Oleh: Saripaini
Tanah, batu dan air berkolaborasi menjadi satu tak ubah adonan kue. Becek, licin, lubang di sana sini, sudah biasa bagi warga Parit Deraman Hulu. Bukan baru-baru ini tapi sejak dulu. Sejak 3 atau 4 tahun lalu setelah pembangunan jalan yang dibangun pada tahun 2010 rusak, setelah itu tak banyak perbaikan yang dilakukan. Bisa dikatakan bahwa ini adalah salah satu jalan terparah yang ada di desa Punggur Kecil.
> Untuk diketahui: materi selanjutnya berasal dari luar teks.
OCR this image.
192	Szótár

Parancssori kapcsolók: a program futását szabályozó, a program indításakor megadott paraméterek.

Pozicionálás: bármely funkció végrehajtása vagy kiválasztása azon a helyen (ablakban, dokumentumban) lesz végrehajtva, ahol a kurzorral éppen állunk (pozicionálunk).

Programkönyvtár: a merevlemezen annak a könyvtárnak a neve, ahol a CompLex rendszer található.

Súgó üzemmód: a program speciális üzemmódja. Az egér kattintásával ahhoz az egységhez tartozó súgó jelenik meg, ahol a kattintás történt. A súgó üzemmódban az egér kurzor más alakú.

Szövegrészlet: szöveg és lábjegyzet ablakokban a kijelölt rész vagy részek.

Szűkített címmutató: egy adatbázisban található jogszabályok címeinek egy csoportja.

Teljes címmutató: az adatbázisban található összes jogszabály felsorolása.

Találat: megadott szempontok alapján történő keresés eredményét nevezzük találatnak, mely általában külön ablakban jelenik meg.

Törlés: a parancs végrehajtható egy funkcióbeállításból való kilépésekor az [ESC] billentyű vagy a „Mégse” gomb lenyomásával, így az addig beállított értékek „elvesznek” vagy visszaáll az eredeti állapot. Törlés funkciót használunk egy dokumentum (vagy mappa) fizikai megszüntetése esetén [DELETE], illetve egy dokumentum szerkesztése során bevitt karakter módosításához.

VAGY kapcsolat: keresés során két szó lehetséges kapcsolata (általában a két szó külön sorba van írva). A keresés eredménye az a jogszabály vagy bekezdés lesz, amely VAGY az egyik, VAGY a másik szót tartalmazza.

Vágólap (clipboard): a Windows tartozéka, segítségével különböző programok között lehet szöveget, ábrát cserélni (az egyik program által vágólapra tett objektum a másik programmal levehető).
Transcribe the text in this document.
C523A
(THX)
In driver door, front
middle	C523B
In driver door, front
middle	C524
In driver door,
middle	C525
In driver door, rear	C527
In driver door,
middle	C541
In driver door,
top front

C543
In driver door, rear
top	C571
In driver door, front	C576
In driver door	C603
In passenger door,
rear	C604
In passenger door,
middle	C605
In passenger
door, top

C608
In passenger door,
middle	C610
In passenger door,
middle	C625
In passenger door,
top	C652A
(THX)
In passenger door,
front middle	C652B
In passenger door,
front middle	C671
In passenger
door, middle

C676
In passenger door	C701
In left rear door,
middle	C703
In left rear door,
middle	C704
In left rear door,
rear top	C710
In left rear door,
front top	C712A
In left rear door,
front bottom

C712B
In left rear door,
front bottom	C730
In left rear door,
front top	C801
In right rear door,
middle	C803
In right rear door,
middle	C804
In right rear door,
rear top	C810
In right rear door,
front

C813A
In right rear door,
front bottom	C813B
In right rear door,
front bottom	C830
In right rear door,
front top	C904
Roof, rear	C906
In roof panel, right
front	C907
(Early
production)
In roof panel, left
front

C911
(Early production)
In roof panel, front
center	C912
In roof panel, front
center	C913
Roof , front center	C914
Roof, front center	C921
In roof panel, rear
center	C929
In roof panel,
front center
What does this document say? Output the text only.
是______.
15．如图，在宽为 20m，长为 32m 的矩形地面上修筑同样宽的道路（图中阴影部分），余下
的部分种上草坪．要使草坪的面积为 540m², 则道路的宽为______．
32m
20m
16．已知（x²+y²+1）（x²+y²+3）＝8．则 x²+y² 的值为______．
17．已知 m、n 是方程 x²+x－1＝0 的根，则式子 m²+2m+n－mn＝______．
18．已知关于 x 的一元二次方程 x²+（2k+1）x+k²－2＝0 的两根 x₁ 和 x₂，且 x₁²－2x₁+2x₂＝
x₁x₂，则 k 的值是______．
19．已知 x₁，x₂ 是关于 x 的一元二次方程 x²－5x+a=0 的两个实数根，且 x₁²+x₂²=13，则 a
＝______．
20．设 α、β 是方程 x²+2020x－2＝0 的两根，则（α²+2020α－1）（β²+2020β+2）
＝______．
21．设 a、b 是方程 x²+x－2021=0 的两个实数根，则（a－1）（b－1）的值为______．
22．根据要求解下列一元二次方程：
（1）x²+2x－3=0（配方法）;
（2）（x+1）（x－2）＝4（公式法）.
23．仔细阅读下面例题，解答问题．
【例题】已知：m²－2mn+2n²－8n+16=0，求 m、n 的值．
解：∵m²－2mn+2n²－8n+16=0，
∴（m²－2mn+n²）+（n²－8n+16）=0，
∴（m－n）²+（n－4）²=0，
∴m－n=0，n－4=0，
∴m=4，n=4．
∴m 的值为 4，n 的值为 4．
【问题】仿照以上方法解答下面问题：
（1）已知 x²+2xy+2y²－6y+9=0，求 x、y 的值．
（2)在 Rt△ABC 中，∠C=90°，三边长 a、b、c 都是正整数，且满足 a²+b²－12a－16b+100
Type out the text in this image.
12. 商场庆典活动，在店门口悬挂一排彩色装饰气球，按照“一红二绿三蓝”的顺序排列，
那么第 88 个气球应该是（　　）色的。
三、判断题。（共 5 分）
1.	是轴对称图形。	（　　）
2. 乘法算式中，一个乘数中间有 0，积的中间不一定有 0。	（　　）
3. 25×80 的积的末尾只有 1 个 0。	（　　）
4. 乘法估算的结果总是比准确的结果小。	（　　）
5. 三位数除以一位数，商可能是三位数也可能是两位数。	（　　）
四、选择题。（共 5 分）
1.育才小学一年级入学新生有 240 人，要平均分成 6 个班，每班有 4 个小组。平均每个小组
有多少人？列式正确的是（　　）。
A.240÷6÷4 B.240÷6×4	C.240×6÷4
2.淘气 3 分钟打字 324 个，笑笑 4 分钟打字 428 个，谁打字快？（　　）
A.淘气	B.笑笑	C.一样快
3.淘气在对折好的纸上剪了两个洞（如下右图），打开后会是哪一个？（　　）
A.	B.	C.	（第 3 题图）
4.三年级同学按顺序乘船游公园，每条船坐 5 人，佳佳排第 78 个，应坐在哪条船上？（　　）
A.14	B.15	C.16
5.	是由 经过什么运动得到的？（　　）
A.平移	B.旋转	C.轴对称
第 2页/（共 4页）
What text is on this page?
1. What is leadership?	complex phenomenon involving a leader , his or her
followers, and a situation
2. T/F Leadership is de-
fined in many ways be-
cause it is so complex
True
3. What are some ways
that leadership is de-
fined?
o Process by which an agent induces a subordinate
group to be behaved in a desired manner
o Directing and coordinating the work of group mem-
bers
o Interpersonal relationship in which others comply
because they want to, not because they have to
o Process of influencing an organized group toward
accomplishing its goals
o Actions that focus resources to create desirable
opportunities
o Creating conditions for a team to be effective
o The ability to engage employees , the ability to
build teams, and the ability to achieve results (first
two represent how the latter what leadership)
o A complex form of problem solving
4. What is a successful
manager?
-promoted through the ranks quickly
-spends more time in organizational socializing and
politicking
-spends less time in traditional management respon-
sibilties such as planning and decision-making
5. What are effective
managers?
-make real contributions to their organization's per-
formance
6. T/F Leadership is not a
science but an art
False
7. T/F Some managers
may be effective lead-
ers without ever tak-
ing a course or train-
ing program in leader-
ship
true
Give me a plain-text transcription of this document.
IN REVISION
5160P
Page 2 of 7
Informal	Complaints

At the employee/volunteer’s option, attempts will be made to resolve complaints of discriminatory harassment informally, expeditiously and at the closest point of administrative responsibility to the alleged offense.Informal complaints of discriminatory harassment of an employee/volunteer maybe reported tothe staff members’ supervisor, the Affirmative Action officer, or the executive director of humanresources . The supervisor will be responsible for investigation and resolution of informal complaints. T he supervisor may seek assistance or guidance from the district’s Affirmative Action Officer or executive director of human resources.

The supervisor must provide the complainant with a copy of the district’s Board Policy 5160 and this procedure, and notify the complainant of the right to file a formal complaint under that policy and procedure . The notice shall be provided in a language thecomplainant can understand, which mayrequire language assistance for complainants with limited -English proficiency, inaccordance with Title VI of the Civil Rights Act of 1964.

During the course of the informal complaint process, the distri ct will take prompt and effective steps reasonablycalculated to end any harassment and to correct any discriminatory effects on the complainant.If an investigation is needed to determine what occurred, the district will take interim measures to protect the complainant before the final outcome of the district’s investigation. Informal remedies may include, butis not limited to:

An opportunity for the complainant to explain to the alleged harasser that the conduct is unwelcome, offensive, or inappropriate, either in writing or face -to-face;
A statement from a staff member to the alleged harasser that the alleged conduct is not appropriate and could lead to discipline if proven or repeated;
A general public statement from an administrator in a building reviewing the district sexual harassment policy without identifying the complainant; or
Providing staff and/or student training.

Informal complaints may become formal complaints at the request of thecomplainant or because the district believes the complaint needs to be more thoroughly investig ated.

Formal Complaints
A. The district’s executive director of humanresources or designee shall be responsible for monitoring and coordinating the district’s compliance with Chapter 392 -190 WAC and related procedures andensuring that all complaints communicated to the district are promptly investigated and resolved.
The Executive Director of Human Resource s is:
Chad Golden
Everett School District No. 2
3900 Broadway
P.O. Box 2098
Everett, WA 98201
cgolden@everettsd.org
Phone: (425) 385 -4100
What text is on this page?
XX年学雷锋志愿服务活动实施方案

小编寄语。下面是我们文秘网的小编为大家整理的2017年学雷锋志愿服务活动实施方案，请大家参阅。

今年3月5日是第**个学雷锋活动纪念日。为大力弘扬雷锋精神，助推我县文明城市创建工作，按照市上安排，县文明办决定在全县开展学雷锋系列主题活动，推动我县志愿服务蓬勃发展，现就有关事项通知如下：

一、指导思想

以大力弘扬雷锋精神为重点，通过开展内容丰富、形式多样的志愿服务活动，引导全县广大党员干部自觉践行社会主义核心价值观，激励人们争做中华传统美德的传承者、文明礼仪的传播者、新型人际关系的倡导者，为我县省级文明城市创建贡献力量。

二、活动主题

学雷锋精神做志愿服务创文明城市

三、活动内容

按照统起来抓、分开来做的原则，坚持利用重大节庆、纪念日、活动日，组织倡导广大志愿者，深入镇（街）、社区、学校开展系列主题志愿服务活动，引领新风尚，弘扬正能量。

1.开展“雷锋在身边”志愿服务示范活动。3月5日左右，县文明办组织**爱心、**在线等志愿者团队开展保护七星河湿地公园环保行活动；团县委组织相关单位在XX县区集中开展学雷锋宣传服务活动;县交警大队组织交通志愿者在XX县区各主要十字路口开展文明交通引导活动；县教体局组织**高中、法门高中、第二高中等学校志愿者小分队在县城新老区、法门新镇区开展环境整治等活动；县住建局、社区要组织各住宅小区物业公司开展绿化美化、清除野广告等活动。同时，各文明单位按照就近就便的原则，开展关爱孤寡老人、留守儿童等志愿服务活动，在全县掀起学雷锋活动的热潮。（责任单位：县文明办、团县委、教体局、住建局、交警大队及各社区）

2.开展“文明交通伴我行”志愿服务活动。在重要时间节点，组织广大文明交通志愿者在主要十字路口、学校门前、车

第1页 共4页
Bukan karena tak peduli atau orang-orang terlahir di sana adalah para pejuang tangguh yang tak peduli dengan infrastuktur jalan yang dilalui, banyak upaya yang mereka lakukan bahkan mereka rela merogoh uang dari dalam kantong pribadi untuk memperpanjang jalan semen (dulu sebelum tahun 2010 semuanya tanah), dan memperbaiki jalan sekarang tidak lagi karena sudah terlalu parah, sekarang hanya bergotong royong menimbus lubang yang dilakukan 2 kali sebulan.
Tak sedikit orang yang tahu bagaimana kondisi jalan yang rusak parah di tempat itu, tapi tahu saja sepertinya tak cukup, salah seorang perwakilan warga harus datang dengan membawa proposal jika tidak, bantuan tak akan datang kecuali sisa di akhir tahun. Sepertinya proposal memang tak pernah datang dari warga Parit Deraman Hulu, karena ketidakpahaman mereka mengenai hal tersebut. Mereka hanya mengandalkan lisan dan orang pun tahu bahkan melihat sendiri bagaimana kondisinya.
Anak-anak berangkat ke sekolah SD, SMP, SMA dan mahasiswa, orang dewasa pergi bekerja semuanya akan melalui jalan itu. Tak ada pilihan lain kecuali jalan becek sepanjang 2 KM. Mereka sudah terbiasa bahkan menikmati. Mencuci motor setiap pagi, menjinjing alas kaki setiap pagi, tepatnya setiap pagi di musim hujan.
Hujan itu rahmat dari Allah maka hujan tak salah, jalan yang rusak tak tahu apa-apa maka jalan tak salah. Warga tak salah karena mereka tak paham. Tak ada yang salah dan mencari siapa yang salah itu tak penting dan tak bermanfaat.